When you start thinking like a businessman, a lot of things become crystal clear. Suddenly, just spending money wantonly doesn't make any sense. You spend money on one thing, it means you can't spend it on another. So you have to choose what is important to you. If you want the fancy car, maybe that means no fancy coffee. Or maybe if you want money in the bank, it means neither.
I suspect a lot of these "paycheck-to-paycheck" Americans are living the way I was, and they will remain "paycheck-to-paycheck" by definition - not because of their economic circumstance. If you have no financial discipline - and no means of tracking your spending, debt, and net worth, then you will, by default, be "paycheck to paycheck" for the rest of your life. You will spend up to your income and never get ahead.
And it doesn't matter how much you make - you can live "paycheck to paycheck" on $172,000 a year.
And this was not some sudden revelation, like Saul's conversion on the road to Damascus. It has been an ongoing thing of a decade or more. Every day, it seems, I discover something new - a new way of looking at life that is different and clearer than before.
And it has been a fun and interesting journey.

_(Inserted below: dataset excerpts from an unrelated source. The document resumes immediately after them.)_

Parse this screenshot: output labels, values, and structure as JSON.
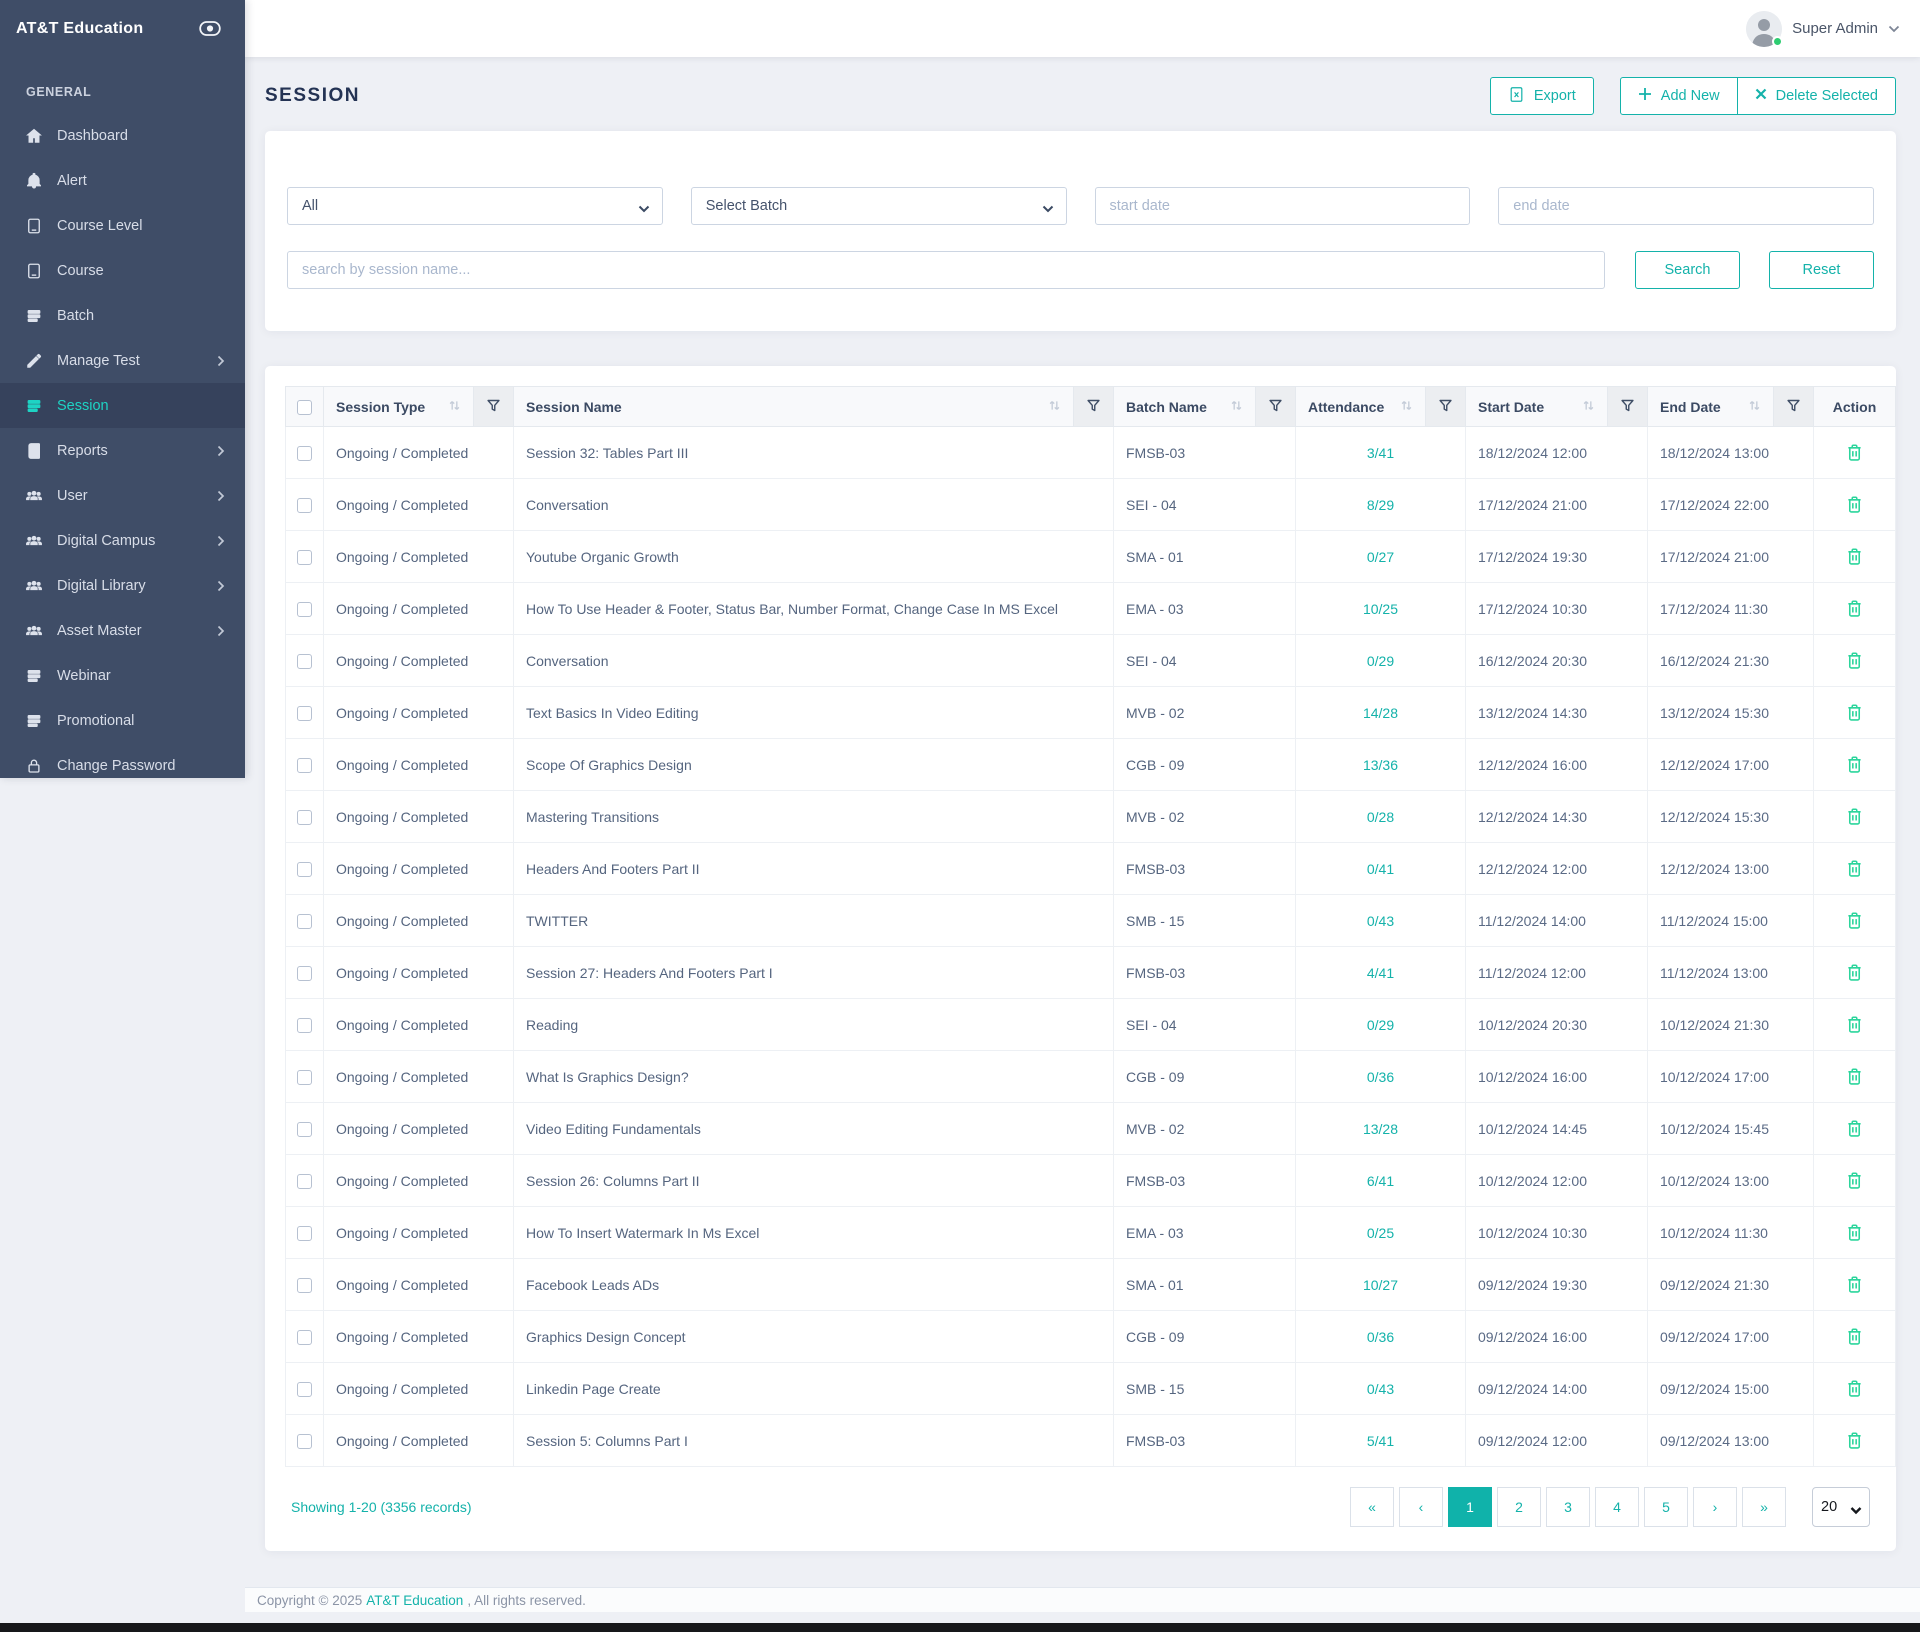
{
  "sidebar": {
    "brand": "AT&T Education",
    "section_label": "GENERAL",
    "items": [
      {
        "id": "dashboard",
        "label": "Dashboard",
        "icon": "home"
      },
      {
        "id": "alert",
        "label": "Alert",
        "icon": "bell"
      },
      {
        "id": "course-level",
        "label": "Course Level",
        "icon": "book"
      },
      {
        "id": "course",
        "label": "Course",
        "icon": "book"
      },
      {
        "id": "batch",
        "label": "Batch",
        "icon": "layers"
      },
      {
        "id": "manage-test",
        "label": "Manage Test",
        "icon": "pencil",
        "submenu": true
      },
      {
        "id": "session",
        "label": "Session",
        "icon": "layers",
        "active": true
      },
      {
        "id": "reports",
        "label": "Reports",
        "icon": "journal",
        "submenu": true
      },
      {
        "id": "user",
        "label": "User",
        "icon": "users",
        "submenu": true
      },
      {
        "id": "digital-campus",
        "label": "Digital Campus",
        "icon": "users",
        "submenu": true
      },
      {
        "id": "digital-library",
        "label": "Digital Library",
        "icon": "users",
        "submenu": true
      },
      {
        "id": "asset-master",
        "label": "Asset Master",
        "icon": "users",
        "submenu": true
      },
      {
        "id": "webinar",
        "label": "Webinar",
        "icon": "layers"
      },
      {
        "id": "promotional",
        "label": "Promotional",
        "icon": "layers"
      },
      {
        "id": "change-password",
        "label": "Change Password",
        "icon": "lock"
      }
    ]
  },
  "header": {
    "user_name": "Super Admin"
  },
  "page": {
    "title": "SESSION",
    "export_label": "Export",
    "add_new_label": "Add New",
    "delete_selected_label": "Delete Selected"
  },
  "filters": {
    "type_selected": "All",
    "batch_selected": "Select Batch",
    "start_date_placeholder": "start date",
    "end_date_placeholder": "end date",
    "search_placeholder": "search by session name...",
    "search_label": "Search",
    "reset_label": "Reset"
  },
  "table": {
    "columns": [
      "Session Type",
      "Session Name",
      "Batch Name",
      "Attendance",
      "Start Date",
      "End Date",
      "Action"
    ],
    "rows": [
      {
        "type": "Ongoing / Completed",
        "name": "Session 32: Tables Part III",
        "batch": "FMSB-03",
        "attendance": "3/41",
        "start": "18/12/2024 12:00",
        "end": "18/12/2024 13:00"
      },
      {
        "type": "Ongoing / Completed",
        "name": "Conversation",
        "batch": "SEI - 04",
        "attendance": "8/29",
        "start": "17/12/2024 21:00",
        "end": "17/12/2024 22:00"
      },
      {
        "type": "Ongoing / Completed",
        "name": "Youtube Organic Growth",
        "batch": "SMA - 01",
        "attendance": "0/27",
        "start": "17/12/2024 19:30",
        "end": "17/12/2024 21:00"
      },
      {
        "type": "Ongoing / Completed",
        "name": "How To Use Header & Footer, Status Bar, Number Format, Change Case In MS Excel",
        "batch": "EMA - 03",
        "attendance": "10/25",
        "start": "17/12/2024 10:30",
        "end": "17/12/2024 11:30"
      },
      {
        "type": "Ongoing / Completed",
        "name": "Conversation",
        "batch": "SEI - 04",
        "attendance": "0/29",
        "start": "16/12/2024 20:30",
        "end": "16/12/2024 21:30"
      },
      {
        "type": "Ongoing / Completed",
        "name": "Text Basics In Video Editing",
        "batch": "MVB - 02",
        "attendance": "14/28",
        "start": "13/12/2024 14:30",
        "end": "13/12/2024 15:30"
      },
      {
        "type": "Ongoing / Completed",
        "name": "Scope Of Graphics Design",
        "batch": "CGB - 09",
        "attendance": "13/36",
        "start": "12/12/2024 16:00",
        "end": "12/12/2024 17:00"
      },
      {
        "type": "Ongoing / Completed",
        "name": "Mastering Transitions",
        "batch": "MVB - 02",
        "attendance": "0/28",
        "start": "12/12/2024 14:30",
        "end": "12/12/2024 15:30"
      },
      {
        "type": "Ongoing / Completed",
        "name": "Headers And Footers Part II",
        "batch": "FMSB-03",
        "attendance": "0/41",
        "start": "12/12/2024 12:00",
        "end": "12/12/2024 13:00"
      },
      {
        "type": "Ongoing / Completed",
        "name": "TWITTER",
        "batch": "SMB - 15",
        "attendance": "0/43",
        "start": "11/12/2024 14:00",
        "end": "11/12/2024 15:00"
      },
      {
        "type": "Ongoing / Completed",
        "name": "Session 27: Headers And Footers Part I",
        "batch": "FMSB-03",
        "attendance": "4/41",
        "start": "11/12/2024 12:00",
        "end": "11/12/2024 13:00"
      },
      {
        "type": "Ongoing / Completed",
        "name": "Reading",
        "batch": "SEI - 04",
        "attendance": "0/29",
        "start": "10/12/2024 20:30",
        "end": "10/12/2024 21:30"
      },
      {
        "type": "Ongoing / Completed",
        "name": "What Is Graphics Design?",
        "batch": "CGB - 09",
        "attendance": "0/36",
        "start": "10/12/2024 16:00",
        "end": "10/12/2024 17:00"
      },
      {
        "type": "Ongoing / Completed",
        "name": "Video Editing Fundamentals",
        "batch": "MVB - 02",
        "attendance": "13/28",
        "start": "10/12/2024 14:45",
        "end": "10/12/2024 15:45"
      },
      {
        "type": "Ongoing / Completed",
        "name": "Session 26: Columns Part II",
        "batch": "FMSB-03",
        "attendance": "6/41",
        "start": "10/12/2024 12:00",
        "end": "10/12/2024 13:00"
      },
      {
        "type": "Ongoing / Completed",
        "name": "How To Insert Watermark In Ms Excel",
        "batch": "EMA - 03",
        "attendance": "0/25",
        "start": "10/12/2024 10:30",
        "end": "10/12/2024 11:30"
      },
      {
        "type": "Ongoing / Completed",
        "name": "Facebook Leads ADs",
        "batch": "SMA - 01",
        "attendance": "10/27",
        "start": "09/12/2024 19:30",
        "end": "09/12/2024 21:30"
      },
      {
        "type": "Ongoing / Completed",
        "name": "Graphics Design Concept",
        "batch": "CGB - 09",
        "attendance": "0/36",
        "start": "09/12/2024 16:00",
        "end": "09/12/2024 17:00"
      },
      {
        "type": "Ongoing / Completed",
        "name": "Linkedin Page Create",
        "batch": "SMB - 15",
        "attendance": "0/43",
        "start": "09/12/2024 14:00",
        "end": "09/12/2024 15:00"
      },
      {
        "type": "Ongoing / Completed",
        "name": "Session 5: Columns Part I",
        "batch": "FMSB-03",
        "attendance": "5/41",
        "start": "09/12/2024 12:00",
        "end": "09/12/2024 13:00"
      }
    ]
  },
  "pagination": {
    "showing": "Showing 1-20 (3356 records)",
    "pages": [
      {
        "label": "«",
        "name": "first-page-button"
      },
      {
        "label": "‹",
        "name": "prev-page-button"
      },
      {
        "label": "1",
        "name": "page-button-1",
        "active": true
      },
      {
        "label": "2",
        "name": "page-button-2"
      },
      {
        "label": "3",
        "name": "page-button-3"
      },
      {
        "label": "4",
        "name": "page-button-4"
      },
      {
        "label": "5",
        "name": "page-button-5"
      },
      {
        "label": "›",
        "name": "next-page-button"
      },
      {
        "label": "»",
        "name": "last-page-button"
      }
    ],
    "per_page": "20"
  },
  "footer": {
    "copyright_prefix": "Copyright © 2025",
    "brand_link": "AT&T Education",
    "copyright_suffix": ", All rights reserved."
  },
  "colors": {
    "accent": "#14b2aa",
    "sidebar_bg": "#3f4d67",
    "sidebar_active": "#1ed3c4",
    "trash_green": "#2cd59c"
  }
}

I only wished some of these revelations came earlier in life.
Getting a handle on your finances, however, is key. You need to know where you are spending money. And no, I don't mean some stupid online thing like "mint" that just shows you pie charts of spending. You also need to log your net worth, regularly, and see whether it is increasing - or going down.
When you run your life like a business, it is far easier to show a profit.